Friday, February 25, 2011

Superman & subsurface charter school animus

Before the response of the concerned abutters and neighbors was published on the Highland Park Community Association listserv, the comments there were trending in an interesting direction.

A surprisingly prompt grandfatherly nudge started out the short-lived discussion.  A sage elder suggested, why not rename the school the William Lloyd Garrison Bridge Charter School?  A few commenters seconded that proposal and one suggested the WLG Independent Living Center for Active Aging.  If you get his drift.

Then the haft of an ideological knife was exposed in a half dozen further comments:

What about the adverse effect a new charter school would have on the existing schools in the neighborhood?  Charter schools under perform.  Charter schools exert a downward pressure on teacher salaries.  Charter schools exploit recent college graduates.  Why "invite" a charter school into our neighborhood when our first priority should be to quality schools and producing dignifying jobs.  Charter schools cherry pick students.  Boston University's experience in Chelsea is a warning to us to resist the temptation to wait for Superman to solve our education problems.  Reagan's "permanent underclass" even got a brief mention.
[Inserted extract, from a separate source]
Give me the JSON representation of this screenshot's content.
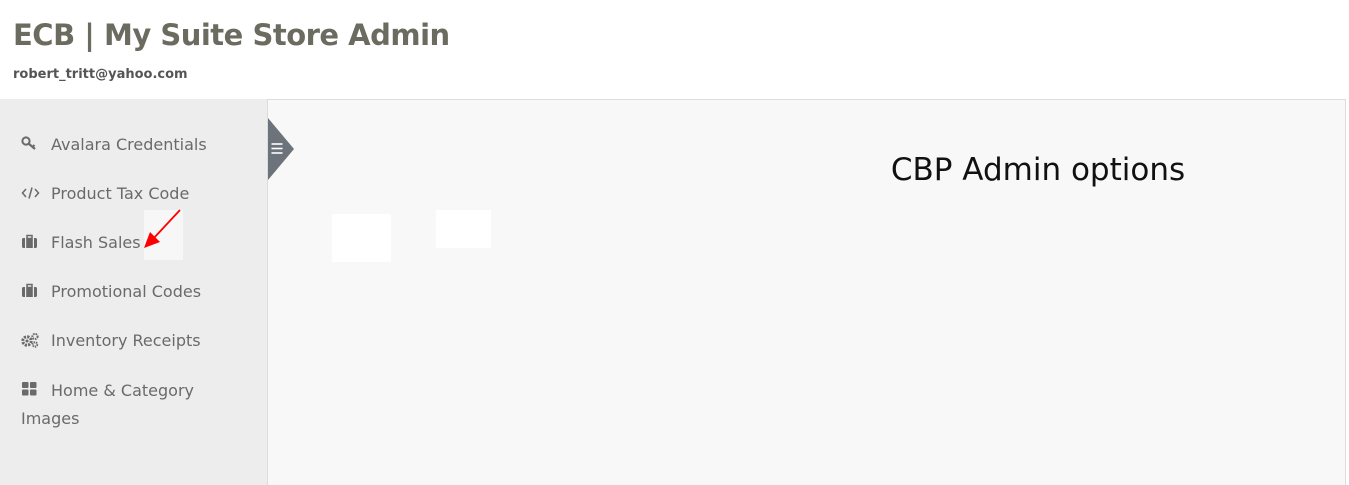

Give the moderator, Mr. Rodney Singleton, credit.  His immediate response to this spate was to invite teachers and administrators to tomorrow's second annual neighborhood summit.  It's not clear where he sits on the issue, but the explicit invitation to the summit seemed to tamp down the ideological rhetoric against charter schools, per se.  Especially as the concerned abutters and neighbors never use the phrase "charter school" in their Guiding Principles document, concentrating their attention on zoning and traffic issues; although, they do express concern about the city-wide character of the proposed school.

For folks attending the summit tomorrow, it will be interesting to see whether character-of-the-neighborhood issues of zoning and traffic are drowned out by an ideological dispute over settled commonwealth educational policy.